Los columnistas del periódico estrenamos foto estos días. No más mentiras con retratos viejos. Así estamos. Aparecemos radiantes unos, relajados, solemnes e informales otros, todos con la sonrisa del ratificado.
Cambiar de foto es como irse a vivir a otro rostro, cambiar de casa, huir de su espejo, desertar de su propia cara, pasar del ateísmo a todos los dioses.
El día que me enviaron fotógrafo me sentí importante. Escogí para la ocasión un bléiser con botones dorados, de serenatero. La camisa fue bajada con horqueta de El Hueco. Costó 15 mil pesitos, pero parece de 100 mil.
Para la ocasión, me rasuré con el invento del señor Gillette de tres cuchillas, para parecerme a deportistas como Federer, Kaká, Woods, Henry. Pero esta barba de eterno proleto de la Calle 92 de Aranjuez prefiere cuchillas baratongas.
Cuando llegó Ricardo, el fotógrafo de Colprensa, me acompañaban mujer e hija. Ambas opinaban. Hasta intentaron construir algún imposible peinado con lo que resta de cabello.
"Sonríe, gordo", me decía mi fugaz asesora de imagen. Levanta un poco más la cabeza, así no, ese fondo sí. No faltó sino la ritual expresión: "Diga whisky". Dicen que la gente queda mal en las fotos porque grita "whisky" en vez de bebérselo.
En los nuevos retratos de los columnistas priman los libros al fondo. O algún barniz ecológico. Si abogados y médicos ametrallan las paredes con diplomas para cobrar más duro, es lícito que los que escriben en el periódico cañen con libros.
En mi caso, clasificó un cuadro del puente de Occidente, pintado por mi señora, que se ve mejor en Internet. Para mí ese puente es nostalgia en oro. El de Occidente es mi ángel de la guarda suplente.
Como me ahorraba 20 años de vejez, estaba güete con el retrato que me acompañaba desde cuando Alberto Velásquez Martínez - también estrena vista- me invitó a soplar cuartillas para la página editorial en 1989.
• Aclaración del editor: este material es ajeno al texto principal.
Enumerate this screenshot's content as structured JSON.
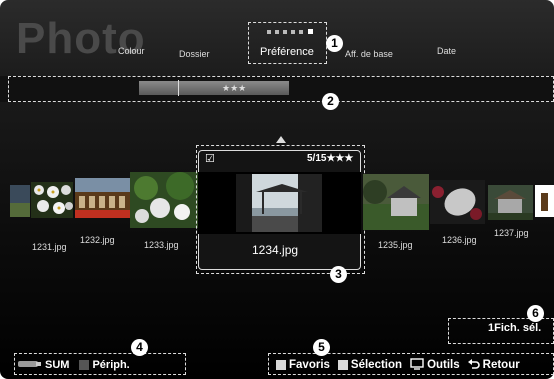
{
  "app": {
    "title": "Photo"
  },
  "tabs": [
    {
      "label": "Colour",
      "active": false
    },
    {
      "label": "Dossier",
      "active": false
    },
    {
      "label": "Préférence",
      "active": true
    },
    {
      "label": "Aff. de base",
      "active": false
    },
    {
      "label": "Date",
      "active": false
    }
  ],
  "callouts": {
    "n1": "1",
    "n2": "2",
    "n3": "3",
    "n4": "4",
    "n5": "5",
    "n6": "6"
  },
  "rating_bar": {
    "stars": "★★★"
  },
  "thumbnails": [
    {
      "name": "1231.jpg"
    },
    {
      "name": "1232.jpg"
    },
    {
      "name": "1233.jpg"
    },
    {
      "name": "1235.jpg"
    },
    {
      "name": "1236.jpg"
    },
    {
      "name": "1237.jpg"
    }
  ],
  "selected": {
    "name": "1234.jpg",
    "rating": "5/15★★★",
    "checked": true
  },
  "status": {
    "selected_count": "1Fich. sél."
  },
  "device_bar": {
    "sum_label": "SUM",
    "periph_label": "Périph."
  },
  "guide": {
    "favoris": "Favoris",
    "selection": "Sélection",
    "outils": "Outils",
    "retour": "Retour"
  },
  "colors": {
    "red_key": "#d9d9d9",
    "green_key": "#d9d9d9",
    "accent": "#ffffff"
  }
}
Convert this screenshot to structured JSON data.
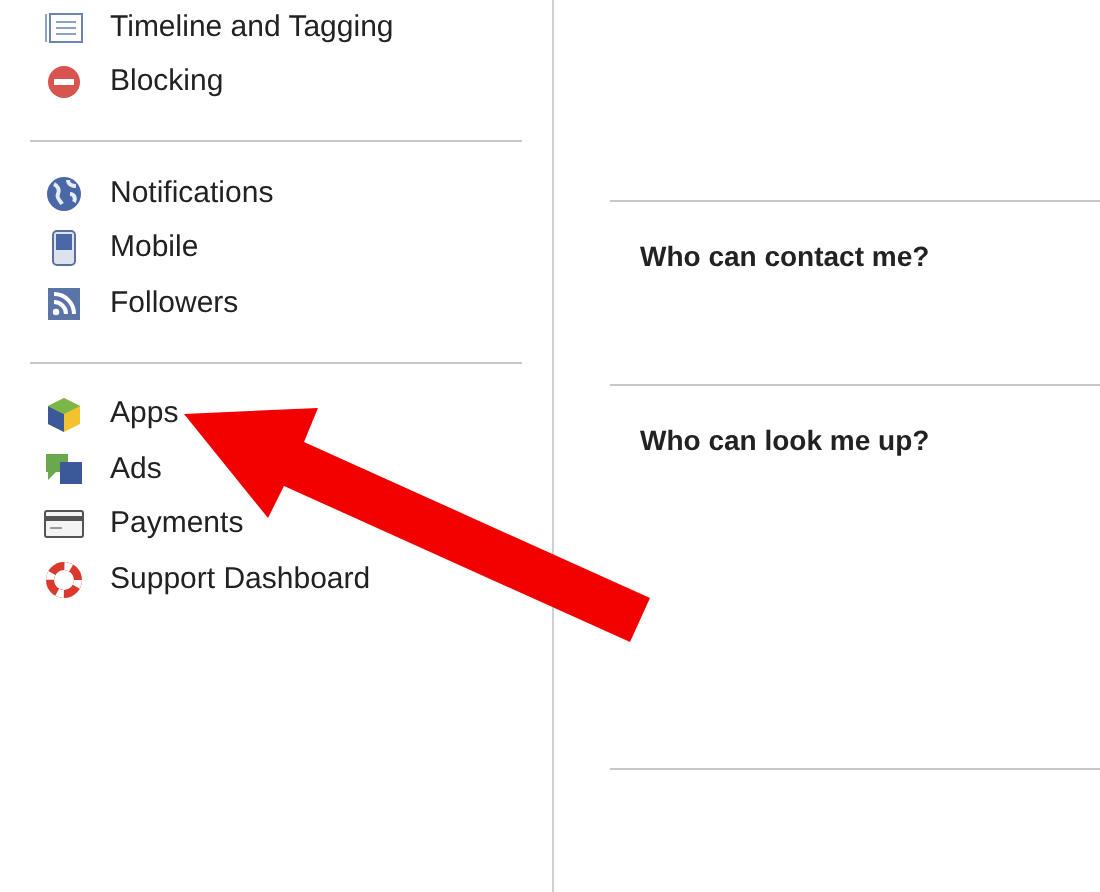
{
  "sidebar": {
    "groups": [
      {
        "items": [
          {
            "label": "Timeline and Tagging"
          },
          {
            "label": "Blocking"
          }
        ]
      },
      {
        "items": [
          {
            "label": "Notifications"
          },
          {
            "label": "Mobile"
          },
          {
            "label": "Followers"
          }
        ]
      },
      {
        "items": [
          {
            "label": "Apps"
          },
          {
            "label": "Ads"
          },
          {
            "label": "Payments"
          },
          {
            "label": "Support Dashboard"
          }
        ]
      }
    ]
  },
  "sections": [
    {
      "heading": "Who can contact me?"
    },
    {
      "heading": "Who can look me up?"
    }
  ]
}
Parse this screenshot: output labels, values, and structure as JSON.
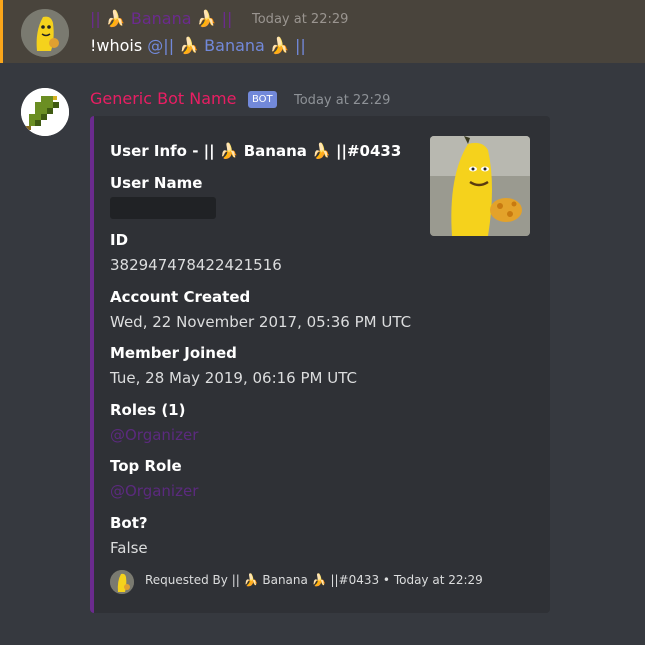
{
  "message1": {
    "username": "|| 🍌 Banana 🍌 ||",
    "timestamp": "Today at 22:29",
    "content_prefix": "!whois ",
    "mention": "@|| 🍌 Banana 🍌 ||"
  },
  "message2": {
    "username": "Generic Bot Name",
    "badge": "BOT",
    "timestamp": "Today at 22:29",
    "embed": {
      "title": "User Info - || 🍌 Banana 🍌 ||#0433",
      "fields": [
        {
          "name": "User Name",
          "value": ""
        },
        {
          "name": "ID",
          "value": "382947478422421516"
        },
        {
          "name": "Account Created",
          "value": "Wed, 22 November 2017, 05:36 PM UTC"
        },
        {
          "name": "Member Joined",
          "value": "Tue, 28 May 2019, 06:16 PM UTC"
        },
        {
          "name": "Roles (1)",
          "value": "@Organizer"
        },
        {
          "name": "Top Role",
          "value": "@Organizer"
        },
        {
          "name": "Bot?",
          "value": "False"
        }
      ],
      "footer": "Requested By || 🍌 Banana 🍌 ||#0433 • Today at 22:29"
    }
  },
  "colors": {
    "background": "#36393f",
    "highlight": "#49443c",
    "accent": "#faa61a",
    "embed_bar": "#6b2b8e",
    "bot_name": "#e91e63",
    "mention": "#7289da"
  }
}
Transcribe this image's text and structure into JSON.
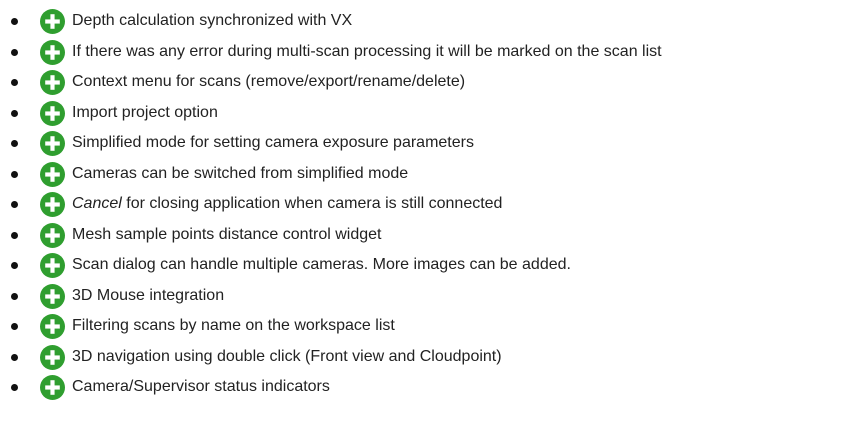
{
  "icon": {
    "name": "plus-icon",
    "color": "#2f9e2f"
  },
  "items": [
    {
      "text": "Depth calculation synchronized with VX"
    },
    {
      "text": "If there was any error during multi-scan processing it will be marked on the scan list"
    },
    {
      "text": "Context menu for scans (remove/export/rename/delete)"
    },
    {
      "text": "Import project option"
    },
    {
      "text": "Simplified mode for setting camera exposure parameters"
    },
    {
      "text": "Cameras can be switched from simplified mode"
    },
    {
      "emph": "Cancel",
      "text": " for closing application when camera is still connected"
    },
    {
      "text": "Mesh sample points distance control widget"
    },
    {
      "text": "Scan dialog can handle multiple cameras. More images can be added."
    },
    {
      "text": "3D Mouse integration"
    },
    {
      "text": "Filtering scans by name on the workspace list"
    },
    {
      "text": "3D navigation using double click (Front view and Cloudpoint)"
    },
    {
      "text": "Camera/Supervisor status indicators"
    }
  ]
}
Pero es hora de ir envejeciendo hasta en las fotos. Con la vanidad no se paga arriendo. Bienvenidas arrugas y el "bien" de Alzheimer, como llama Teresita Franco Ospina a esta forma de entrar anestesiados, casi felices, al olvido.
Mi abuela Amalita Calle no permitía retratos. Creía que perdía algo de su encanto jericoano. Mi abuela materna, Ana Rosa, de La Ceja, era pura vanidad. A los 90 años, cuando sus nietos le pedíamos que nos tomáramos una foto, decía: "Bueno, pero espérenme yo me pongo el brasier".
Ahí les dejo el cuero, o sea, la nueva foto que me hace ver como un cura de pueblo, según comentó un lector. (Dios no lo tenga a su diestra ni a su siniestra mano).
Fotógrafo no da lo que natura no presta. Uno tiene la cara que puede, no la que quiere.